Polit-Thriller, ganz gleich aus welcher Dekade sie auch stammen, lassen sich qualitativ zunächst einmal gut daran messen, ob rückblickend eine nicht endend wollende Brisanz und vor allem andauernde Aktualität ausfindig zu machen ist. Anhand der ersten Szenen von Henri Verneuils Film lässt sich gerade in der heutigen Zeit ein ziemlich unbequemer Realitätstransfer herleiten, außerdem verspürt man beim Großthema Politik naturgemäß die schwarzen, verborgenen und zerstörerischen Seiten, die von der Öffentlichkeit ferngehalten werden sollen. Sind es nur Märchen? Ernüchternderweise muss man sich sicherlich eingestehen, dass es zwischen Himmel und Hölle mehr konspirative politische Kraft gibt, als man vielleicht für möglich hält. Enthüllungen, Bloßstellungen, Wahrheiten, aber auch Kolportage, bringen die Masse seit jeher in Aufruhr. Bleibt man ganz schlicht bei diesem Beitrag, überträgt sich dieses Gefühl hundertprozentig auf den Zuschauer und die Geschichte hält einen mehr als unangenehmen Spiegel in einem Schachspiel, möglicherweise ohne Länderbindungen vor, in dem zahlreiche Bauern geopfert werden, damit es den Offizieren nicht an den Kragen geht. Wie zu sehen ist, kann ein solches Spiel auch außer Kontrolle geraten, denn hier wird gleich der Staatspräsident höchstpersönlich ermordet, was den Alltag, das politische Ehrgefühl und Gleichgewicht aus den Angeln hebt. Man braucht nicht zu denken, dass es zu chaotischen Zuständen kommt, diese spielen sich nämlich höchstens temporär ab, weil die Erfahrung lehrt, dass jeder ersetzbar ist und dass die Konkurrenz niemals schläft. Gleich von Beginn an geht es also Schlag auf Schlag. Eine Staats-Eskorte wird von der Polizei und der jubelnden Masse angetrieben, Tausende von Menschen und die Sicherheitskräfte werden schon einen gewissen Schutz garantieren - so denkt man zumindest. Als dann auch noch der lauernde Attentäter keinen Schuss abfeuern kann, wiegt man die Zielscheibe in Sicherheit.

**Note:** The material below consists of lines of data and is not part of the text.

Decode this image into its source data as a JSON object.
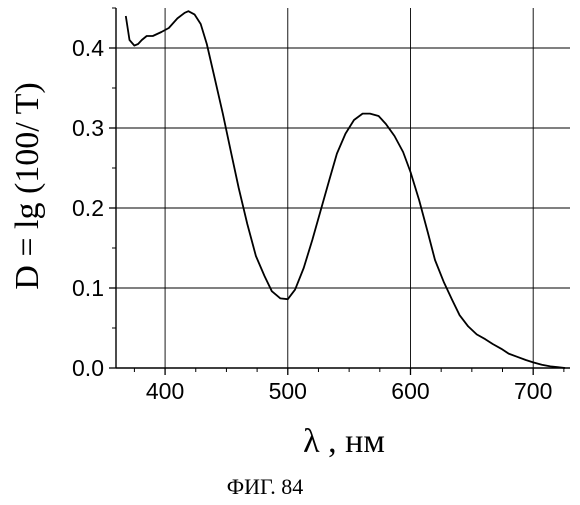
{
  "chart_data": {
    "type": "line",
    "xlabel": "λ , нм",
    "ylabel": "D = lg (100/ T)",
    "caption": "ФИГ. 84",
    "xlim": [
      360,
      730
    ],
    "ylim": [
      0.0,
      0.45
    ],
    "xticks": [
      400,
      500,
      600,
      700
    ],
    "xtick_labels": [
      "400",
      "500",
      "600",
      "700"
    ],
    "yticks": [
      0.0,
      0.1,
      0.2,
      0.3,
      0.4
    ],
    "ytick_labels": [
      "0.0",
      "0.1",
      "0.2",
      "0.3",
      "0.4"
    ],
    "grid": true,
    "series": [
      {
        "x": [
          368,
          371,
          375,
          378,
          381,
          385,
          390,
          397,
          403,
          410,
          416,
          419,
          424,
          429,
          434,
          440,
          447,
          454,
          460,
          467,
          474,
          481,
          487,
          494,
          500,
          506,
          513,
          520,
          527,
          534,
          540,
          547,
          554,
          561,
          567,
          574,
          580,
          587,
          594,
          600,
          607,
          614,
          620,
          627,
          634,
          640,
          647,
          654,
          661,
          667,
          674,
          680,
          687,
          694,
          700,
          707,
          714,
          720,
          726
        ],
        "y": [
          0.44,
          0.41,
          0.403,
          0.405,
          0.41,
          0.415,
          0.415,
          0.42,
          0.425,
          0.437,
          0.444,
          0.446,
          0.442,
          0.43,
          0.405,
          0.365,
          0.318,
          0.268,
          0.225,
          0.18,
          0.14,
          0.115,
          0.096,
          0.087,
          0.086,
          0.098,
          0.125,
          0.16,
          0.198,
          0.236,
          0.268,
          0.293,
          0.31,
          0.318,
          0.318,
          0.315,
          0.305,
          0.29,
          0.27,
          0.245,
          0.21,
          0.17,
          0.135,
          0.108,
          0.085,
          0.066,
          0.052,
          0.042,
          0.036,
          0.03,
          0.024,
          0.018,
          0.014,
          0.01,
          0.007,
          0.004,
          0.002,
          0.001,
          0.0
        ]
      }
    ]
  }
}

Wenig später findet man sich in den abgeschirmten Räumen einer Untersuchungskommission wieder, der schnelle Abschluss ist oberste Priorität, sozusagen die Königsdisziplin, vor allem da man den Massen einen Täter zum Fraß vorwerfen kann. Das suggerierte Motiv bewegt sich vollkommen seöbstbewusst und konstruiert zwischen geistiger Verwirrtheit und dissozialer Persönlichkeitsstörung eines Einzelgängers, man kann daher zu einem Abschluss kommen und die sechs Mitglieder der Kommission müssen die Berge von Akten nur noch mit einer Unterschrift absegnen, damit sie der Öffentlichkeit präsentiert werden können. Die Zeit ist nun gekommen, um die Sinnhaftigkeit eines bekannten Sprichworts hautnah mitzuerleben, nämlich dass die Rechnung ohne den Wirt gemacht wurde. Generalstaatsanwalt Volney verweigert seine Absolution aufgrund vieler ungeklärter Fragen. Der Mann mit der prägnanten Stimme und dem selbstbewussten Auftreten wird vom Zuschauer schnell als diplomatischer Analytiker und intelligenter Rhetoriker mit glasklarem Verstand identifiziert, der es sich aber auch nicht nehmen lässt, unter hohen Einsätzen zu pokern. Ab diesem Zeitpunkt kann das brisante Politikum seine Orientierung zum Detail und dem Zusammentragen von Informationen forcieren. Die entscheidende Frage, wie die Hintergründe aussehen mögen, sorgt dabei für ausgiebige Spannung. Die Regie scheut sich fortan nicht, ein unüberschaubares Mosaik in Kleinstarbeit mühsam zusammenzufügen, was sich zur großen Stärke entwickeln wird, die man bereits im frühen Stadium wahrnehmen kann. Nicht gerade überraschend, aber relativ plötzlich, gibt es auffällige Brüche in der strategischen Kontinuität des Verlaufs und man wittert die Gefahr von Liquidierung und Mord an allen Ecken und Enden. Längst ist ein Komplott von einzelnen Personen oder kleinen Gruppierungen nicht mehr auszuschließen, sodass sich der Verdacht verstärkt, dass man es mit weitverzweigtem und bis ins kleinste Detail organisiertem Verbrechen zu tun hat.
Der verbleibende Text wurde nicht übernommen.